KENDAL Midday Concert Club took a step back into earlier times for its latest concert, writes CLIVE WALKLEY. Moving away from the staple diet of 18/19th-century piano music - solo or with other players - and string quartets, we travelled back in time to hear Echoes of Venice in the music of Gabrieli, Frescobaldi and Monteverdi and their contemporaries, performed by the English Cornett and Sackbut Ensemble. In Kendal we have little opportunity to hear the unique sound provided by this combination of instruments so, on a English autumn day, it was good to be able stretch our imaginations and return to the warm days of summer in that eternal city.

"There were Sagbuts and Cornets…which yielded passing good music": so said the English visitor, Thomas Coryat, on his well-documented visit to Venice in 1608. Had he set foot in the door of Kendal Town Hall last Wednesday, he might have said the same thing.
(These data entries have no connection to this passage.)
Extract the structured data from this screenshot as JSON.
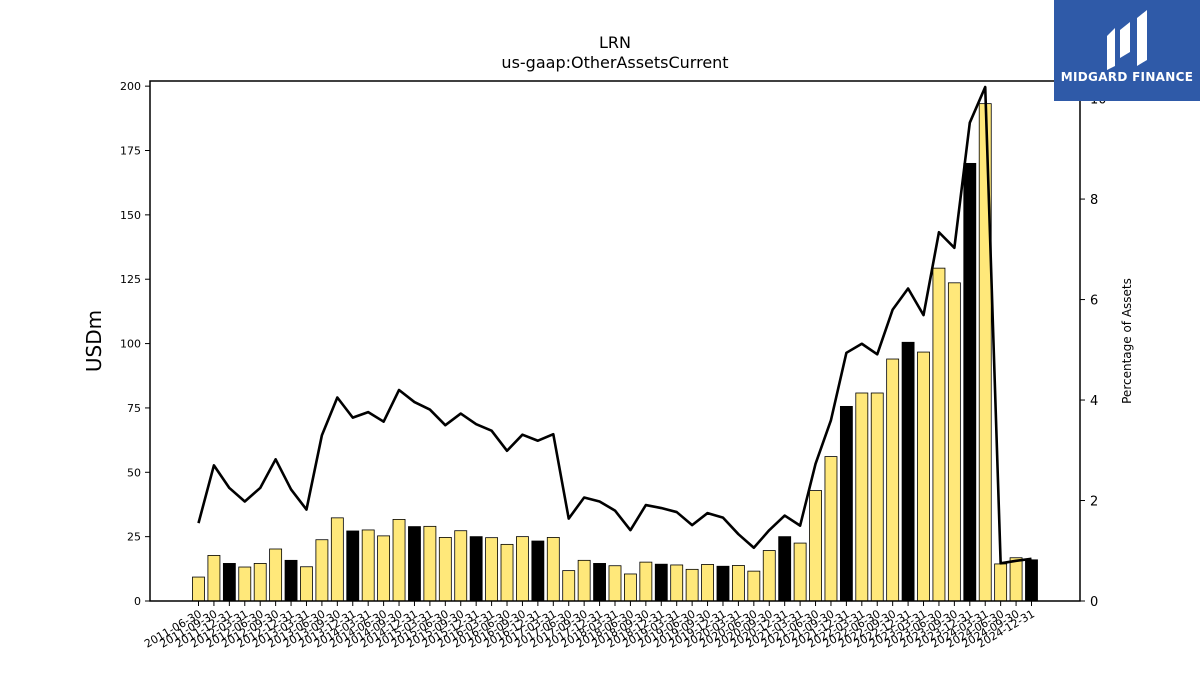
{
  "logo": {
    "text": "MIDGARD FINANCE"
  },
  "chart_data": {
    "type": "bar",
    "title": "LRN",
    "subtitle": "us-gaap:OtherAssetsCurrent",
    "ylabel": "USDm",
    "y2label": "Percentage of Assets",
    "ylim": [
      0,
      202
    ],
    "y2lim": [
      0,
      10.35
    ],
    "yticks": [
      0,
      25,
      50,
      75,
      100,
      125,
      150,
      175,
      200
    ],
    "y2ticks": [
      0,
      2,
      4,
      6,
      8,
      10
    ],
    "grid": false,
    "colors": {
      "bar_default": "#ffe87a",
      "bar_highlight": "#000000",
      "line": "#000000"
    },
    "categories": [
      "2011-06-30",
      "2011-09-30",
      "2011-12-31",
      "2012-03-31",
      "2012-06-30",
      "2012-09-30",
      "2012-12-31",
      "2013-03-31",
      "2013-06-30",
      "2013-09-30",
      "2013-12-31",
      "2014-03-31",
      "2014-06-30",
      "2014-09-30",
      "2014-12-31",
      "2015-03-31",
      "2015-06-30",
      "2015-09-30",
      "2015-12-31",
      "2016-03-31",
      "2016-06-30",
      "2016-09-30",
      "2016-12-31",
      "2017-03-31",
      "2017-06-30",
      "2017-09-30",
      "2017-12-31",
      "2018-03-31",
      "2018-06-30",
      "2018-09-30",
      "2018-12-31",
      "2019-03-31",
      "2019-06-30",
      "2019-09-30",
      "2019-12-31",
      "2020-03-31",
      "2020-06-30",
      "2020-09-30",
      "2020-12-31",
      "2021-03-31",
      "2021-06-30",
      "2021-09-30",
      "2021-12-31",
      "2022-03-31",
      "2022-06-30",
      "2022-09-30",
      "2022-12-31",
      "2023-03-31",
      "2023-06-30",
      "2023-09-30",
      "2023-12-31",
      "2024-03-31",
      "2024-06-30",
      "2024-09-30",
      "2024-12-31"
    ],
    "series": [
      {
        "values": [
          9.3,
          17.7,
          14.6,
          13.2,
          14.6,
          20.2,
          15.8,
          13.3,
          23.8,
          32.3,
          27.2,
          27.6,
          25.3,
          31.7,
          28.9,
          29.0,
          24.7,
          27.3,
          25.0,
          24.6,
          22.0,
          25.0,
          23.3,
          24.7,
          11.8,
          15.8,
          14.6,
          13.7,
          10.5,
          15.1,
          14.3,
          14.0,
          12.3,
          14.2,
          13.5,
          13.8,
          11.6,
          19.6,
          25.0,
          22.5,
          42.9,
          56.1,
          75.6,
          80.8,
          80.8,
          94.0,
          100.5,
          96.7,
          129.3,
          123.6,
          170.0,
          193.2,
          14.4,
          16.8,
          16.0
        ],
        "highlight": [
          false,
          false,
          true,
          false,
          false,
          false,
          true,
          false,
          false,
          false,
          true,
          false,
          false,
          false,
          true,
          false,
          false,
          false,
          true,
          false,
          false,
          false,
          true,
          false,
          false,
          false,
          true,
          false,
          false,
          false,
          true,
          false,
          false,
          false,
          true,
          false,
          false,
          false,
          true,
          false,
          false,
          false,
          true,
          false,
          false,
          false,
          true,
          false,
          false,
          false,
          true,
          false,
          false,
          false,
          true
        ]
      },
      {
        "values": [
          1.55,
          2.7,
          2.25,
          1.98,
          2.25,
          2.82,
          2.22,
          1.82,
          3.3,
          4.05,
          3.65,
          3.76,
          3.57,
          4.2,
          3.96,
          3.81,
          3.5,
          3.73,
          3.52,
          3.39,
          2.99,
          3.31,
          3.19,
          3.32,
          1.64,
          2.06,
          1.98,
          1.8,
          1.41,
          1.91,
          1.85,
          1.77,
          1.51,
          1.75,
          1.66,
          1.33,
          1.06,
          1.41,
          1.7,
          1.5,
          2.73,
          3.6,
          4.94,
          5.12,
          4.91,
          5.8,
          6.22,
          5.69,
          7.34,
          7.03,
          9.52,
          10.23,
          0.75,
          0.8,
          0.84
        ]
      }
    ]
  }
}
The five members of the English Cornett and Sackbut Ensemble are fine players and Coryat would surely have been just as delighted as we were when we heard music, which demands such virtuosity, performed to a standard more than ‘passing good’.

The substance of the programme was contained in a series of short pieces, sonatas, canzonas, and other forms that formed the backbone of instrumental music for wind ensembles in the late 16th century. This was a time when a new, idiomatic instrumental style was emerging; however, wind players still relied on vocal music for much of their repertoire but the melodic line was much embellished, as was demonstrated beautifully, for example, by Adrian France in his performance of Alessandro Grandi’s Salvum me fac.
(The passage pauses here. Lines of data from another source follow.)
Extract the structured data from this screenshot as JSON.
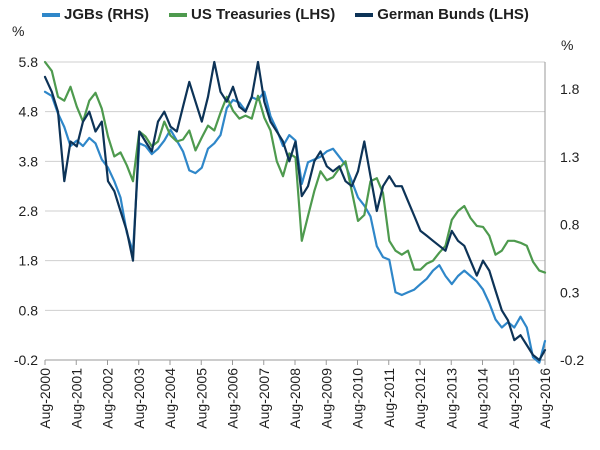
{
  "chart_data": {
    "type": "line",
    "title": "",
    "left_axis": {
      "unit": "%",
      "ticks": [
        -0.2,
        0.8,
        1.8,
        2.8,
        3.8,
        4.8,
        5.8
      ],
      "tick_labels": [
        "-0.2",
        "0.8",
        "1.8",
        "2.8",
        "3.8",
        "4.8",
        "5.8"
      ],
      "range": [
        -0.2,
        5.8
      ]
    },
    "right_axis": {
      "unit": "%",
      "ticks": [
        -0.2,
        0.3,
        0.8,
        1.3,
        1.8
      ],
      "tick_labels": [
        "-0.2",
        "0.3",
        "0.8",
        "1.3",
        "1.8"
      ],
      "range": [
        -0.2,
        2.0
      ]
    },
    "x_axis": {
      "range": [
        2000.583,
        2016.583
      ],
      "ticks": [
        2000.583,
        2001.583,
        2002.583,
        2003.583,
        2004.583,
        2005.583,
        2006.583,
        2007.583,
        2008.583,
        2009.583,
        2010.583,
        2011.583,
        2012.583,
        2013.583,
        2014.583,
        2015.583,
        2016.583
      ],
      "tick_labels": [
        "Aug-2000",
        "Aug-2001",
        "Aug-2002",
        "Aug-2003",
        "Aug-2004",
        "Aug-2005",
        "Aug-2006",
        "Aug-2007",
        "Aug-2008",
        "Aug-2009",
        "Aug-2010",
        "Aug-2011",
        "Aug-2012",
        "Aug-2013",
        "Aug-2014",
        "Aug-2015",
        "Aug-2016"
      ]
    },
    "series": [
      {
        "name": "JGBs (RHS)",
        "axis": "right",
        "color": "#2f87c9",
        "x": [
          2000.583,
          2000.8,
          2001.0,
          2001.2,
          2001.4,
          2001.6,
          2001.8,
          2002.0,
          2002.2,
          2002.4,
          2002.6,
          2002.8,
          2003.0,
          2003.2,
          2003.4,
          2003.6,
          2003.8,
          2004.0,
          2004.2,
          2004.4,
          2004.6,
          2004.8,
          2005.0,
          2005.2,
          2005.4,
          2005.6,
          2005.8,
          2006.0,
          2006.2,
          2006.4,
          2006.6,
          2006.8,
          2007.0,
          2007.2,
          2007.4,
          2007.6,
          2007.8,
          2008.0,
          2008.2,
          2008.4,
          2008.6,
          2008.8,
          2009.0,
          2009.2,
          2009.4,
          2009.6,
          2009.8,
          2010.0,
          2010.2,
          2010.4,
          2010.6,
          2010.8,
          2011.0,
          2011.2,
          2011.4,
          2011.6,
          2011.8,
          2012.0,
          2012.2,
          2012.4,
          2012.6,
          2012.8,
          2013.0,
          2013.2,
          2013.4,
          2013.6,
          2013.8,
          2014.0,
          2014.2,
          2014.4,
          2014.6,
          2014.8,
          2015.0,
          2015.2,
          2015.4,
          2015.6,
          2015.8,
          2016.0,
          2016.2,
          2016.4,
          2016.583
        ],
        "y": [
          1.78,
          1.75,
          1.62,
          1.52,
          1.38,
          1.42,
          1.38,
          1.44,
          1.4,
          1.28,
          1.22,
          1.12,
          1.0,
          0.74,
          0.6,
          1.4,
          1.38,
          1.32,
          1.36,
          1.42,
          1.5,
          1.42,
          1.34,
          1.2,
          1.18,
          1.22,
          1.36,
          1.4,
          1.46,
          1.66,
          1.72,
          1.7,
          1.64,
          1.74,
          1.72,
          1.78,
          1.6,
          1.5,
          1.38,
          1.46,
          1.42,
          1.1,
          1.26,
          1.28,
          1.3,
          1.34,
          1.36,
          1.3,
          1.24,
          1.12,
          1.0,
          0.94,
          0.86,
          0.64,
          0.56,
          0.54,
          0.3,
          0.28,
          0.3,
          0.32,
          0.36,
          0.4,
          0.46,
          0.5,
          0.42,
          0.36,
          0.42,
          0.46,
          0.42,
          0.38,
          0.32,
          0.22,
          0.1,
          0.04,
          0.08,
          0.04,
          0.12,
          0.04,
          -0.18,
          -0.22,
          -0.06
        ]
      },
      {
        "name": "US Treasuries (LHS)",
        "axis": "left",
        "color": "#4e9a4e",
        "x": [
          2000.583,
          2000.8,
          2001.0,
          2001.2,
          2001.4,
          2001.6,
          2001.8,
          2002.0,
          2002.2,
          2002.4,
          2002.6,
          2002.8,
          2003.0,
          2003.2,
          2003.4,
          2003.6,
          2003.8,
          2004.0,
          2004.2,
          2004.4,
          2004.6,
          2004.8,
          2005.0,
          2005.2,
          2005.4,
          2005.6,
          2005.8,
          2006.0,
          2006.2,
          2006.4,
          2006.6,
          2006.8,
          2007.0,
          2007.2,
          2007.4,
          2007.6,
          2007.8,
          2008.0,
          2008.2,
          2008.4,
          2008.6,
          2008.8,
          2009.0,
          2009.2,
          2009.4,
          2009.6,
          2009.8,
          2010.0,
          2010.2,
          2010.4,
          2010.6,
          2010.8,
          2011.0,
          2011.2,
          2011.4,
          2011.6,
          2011.8,
          2012.0,
          2012.2,
          2012.4,
          2012.6,
          2012.8,
          2013.0,
          2013.2,
          2013.4,
          2013.6,
          2013.8,
          2014.0,
          2014.2,
          2014.4,
          2014.6,
          2014.8,
          2015.0,
          2015.2,
          2015.4,
          2015.6,
          2015.8,
          2016.0,
          2016.2,
          2016.4,
          2016.583
        ],
        "y": [
          5.8,
          5.62,
          5.1,
          5.02,
          5.3,
          4.9,
          4.6,
          5.02,
          5.18,
          4.86,
          4.3,
          3.9,
          3.98,
          3.72,
          3.4,
          4.4,
          4.3,
          4.1,
          4.2,
          4.6,
          4.32,
          4.2,
          4.24,
          4.42,
          4.02,
          4.28,
          4.52,
          4.42,
          4.78,
          5.1,
          4.82,
          4.66,
          4.72,
          4.66,
          5.12,
          4.68,
          4.42,
          3.8,
          3.5,
          3.96,
          3.88,
          2.2,
          2.7,
          3.2,
          3.6,
          3.42,
          3.48,
          3.66,
          3.8,
          3.2,
          2.6,
          2.72,
          3.4,
          3.46,
          3.16,
          2.2,
          2.0,
          1.92,
          2.0,
          1.62,
          1.62,
          1.74,
          1.8,
          1.96,
          2.1,
          2.62,
          2.8,
          2.9,
          2.66,
          2.5,
          2.48,
          2.3,
          1.92,
          2.0,
          2.2,
          2.2,
          2.16,
          2.1,
          1.78,
          1.6,
          1.56
        ]
      },
      {
        "name": "German Bunds (LHS)",
        "axis": "left",
        "color": "#0d3357",
        "x": [
          2000.583,
          2000.8,
          2001.0,
          2001.2,
          2001.4,
          2001.6,
          2001.8,
          2002.0,
          2002.2,
          2002.4,
          2002.6,
          2002.8,
          2003.0,
          2003.2,
          2003.4,
          2003.6,
          2003.8,
          2004.0,
          2004.2,
          2004.4,
          2004.6,
          2004.8,
          2005.0,
          2005.2,
          2005.4,
          2005.6,
          2005.8,
          2006.0,
          2006.2,
          2006.4,
          2006.6,
          2006.8,
          2007.0,
          2007.2,
          2007.4,
          2007.6,
          2007.8,
          2008.0,
          2008.2,
          2008.4,
          2008.6,
          2008.8,
          2009.0,
          2009.2,
          2009.4,
          2009.6,
          2009.8,
          2010.0,
          2010.2,
          2010.4,
          2010.6,
          2010.8,
          2011.0,
          2011.2,
          2011.4,
          2011.6,
          2011.8,
          2012.0,
          2012.2,
          2012.4,
          2012.6,
          2012.8,
          2013.0,
          2013.2,
          2013.4,
          2013.6,
          2013.8,
          2014.0,
          2014.2,
          2014.4,
          2014.6,
          2014.8,
          2015.0,
          2015.2,
          2015.4,
          2015.6,
          2015.8,
          2016.0,
          2016.2,
          2016.4,
          2016.583
        ],
        "y": [
          5.5,
          5.2,
          4.8,
          3.4,
          4.2,
          4.1,
          4.6,
          4.8,
          4.4,
          4.6,
          3.4,
          3.2,
          2.8,
          2.4,
          1.8,
          4.4,
          4.2,
          4.0,
          4.6,
          4.8,
          4.5,
          4.4,
          4.9,
          5.4,
          5.0,
          4.6,
          5.1,
          5.8,
          5.2,
          5.0,
          5.3,
          4.9,
          4.8,
          5.1,
          5.8,
          5.0,
          4.6,
          4.4,
          4.2,
          3.8,
          4.2,
          3.1,
          3.3,
          3.8,
          4.0,
          3.7,
          3.6,
          3.7,
          3.4,
          3.3,
          3.6,
          4.2,
          3.5,
          2.8,
          3.3,
          3.5,
          3.3,
          3.3,
          3.0,
          2.7,
          2.4,
          2.3,
          2.2,
          2.1,
          2.0,
          2.4,
          2.2,
          2.1,
          1.8,
          1.5,
          1.8,
          1.6,
          1.2,
          0.8,
          0.6,
          0.2,
          0.3,
          0.1,
          -0.1,
          -0.2,
          0.0
        ]
      }
    ]
  }
}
But it is perhaps in the sonatas and canzonas, with their elaborate diminutions, that the new style emerges most clearly. Often the notes on the printed page are a mere skeleton of what an 16th century audience would have heard, for it was expected that a professional performer would ‘take off’ and play pre-arranged divisions or improvise them as he went along. There were many examples of this on Wednesday. All items in the programme were presented with great panache and a breathtaking virtuosity which gave great delight. It is worth noting that the cornet is notoriously difficult to play and is probably one of the last instruments of the lost world of the Renaissance to be revived. As this concert demonstrated, today’s generation of professional performers have successfully mastered the technique necessary to bring to life music that languished unplayed for so long.